B: Late deflation. If ADIA (assisted diastole > DIA (unassisted diastole) = Late Deflation ADIA < DIA = Normal timing

Question 49

49). Which of the following is the most potentially harmful timing error?

A. Early deflation
B. Early inflation
C. Late deflation
D. None of the above is potentially harmful

Answer 49

C: Late deflation. Timing errors can cause decrease in arterial pressures, decrease in cardiac output, decrease in ejection fraction, increase in heart rate, increase in pulmonary artery diastolic pressures, and increase in capillary wedge pressures.

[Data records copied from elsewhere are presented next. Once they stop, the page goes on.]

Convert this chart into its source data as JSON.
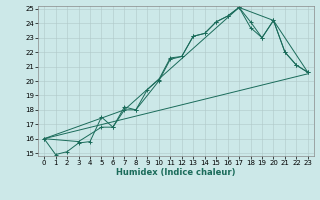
{
  "xlabel": "Humidex (Indice chaleur)",
  "bg_color": "#cce8e8",
  "grid_color": "#b0c8c8",
  "line_color": "#1a6b5a",
  "xlim": [
    -0.5,
    23.5
  ],
  "ylim": [
    14.8,
    25.2
  ],
  "xticks": [
    0,
    1,
    2,
    3,
    4,
    5,
    6,
    7,
    8,
    9,
    10,
    11,
    12,
    13,
    14,
    15,
    16,
    17,
    18,
    19,
    20,
    21,
    22,
    23
  ],
  "yticks": [
    15,
    16,
    17,
    18,
    19,
    20,
    21,
    22,
    23,
    24,
    25
  ],
  "series": [
    {
      "x": [
        0,
        1,
        2,
        3,
        4,
        5,
        6,
        7,
        8,
        9,
        10,
        11,
        12,
        13,
        14,
        15,
        16,
        17,
        18,
        19,
        20,
        21,
        22,
        23
      ],
      "y": [
        16.0,
        14.9,
        15.1,
        15.7,
        15.8,
        17.5,
        16.8,
        18.0,
        18.0,
        19.4,
        20.1,
        21.6,
        21.7,
        23.1,
        23.3,
        24.1,
        24.5,
        25.1,
        24.1,
        23.0,
        24.2,
        22.0,
        21.1,
        20.6
      ],
      "marker": true
    },
    {
      "x": [
        0,
        3,
        5,
        6,
        7,
        8,
        10,
        11,
        12,
        13,
        14,
        15,
        16,
        17,
        18,
        19,
        20,
        21,
        22,
        23
      ],
      "y": [
        16.0,
        15.8,
        16.8,
        16.8,
        18.2,
        18.0,
        20.0,
        21.5,
        21.7,
        23.1,
        23.3,
        24.1,
        24.5,
        25.1,
        23.7,
        23.0,
        24.2,
        22.0,
        21.1,
        20.6
      ],
      "marker": true
    },
    {
      "x": [
        0,
        23
      ],
      "y": [
        16.0,
        20.5
      ],
      "marker": false
    },
    {
      "x": [
        0,
        7,
        17,
        20,
        23
      ],
      "y": [
        16.0,
        18.0,
        25.1,
        24.2,
        20.6
      ],
      "marker": false
    }
  ]
}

• Left Ventricular Assisted Device (LVAD) Criteria:
  
  • Patient must be a heart transplant candidate
  • Patient must demonstrate reversible end-stage organ disease
• Body surface area must be large enough to contain the device
• Meets the New York Heart Association Class IV hear failure criteria
• Patient has hemodynamic deterioration criteria:
• CI < 2.0
• Either a MAP < 65 mmHg or PAWP/PAD > 18 mmHg, or
• Life-threatening arrhythmias non-responsive to medical treatment, or
• Patient needs support of two positive inotropes, or
• Patient has an IABP placed
• Demonstrates the ability to manage the device or has a support person at all times

Question 50

50). During transport you experience a complete IABP failure. You should

A. Withdraw the IABP to 10 cm
B.Cycle the balloon manually timing with EKG visually
C.Cycle the balloon manually timing with the A-line visually
D.Cycle the balloon manually every thirty minutes regardless of timing

Answer 50

D: Cycle the balloon manually every thirty minutes regarding of timing when managing IABP failure.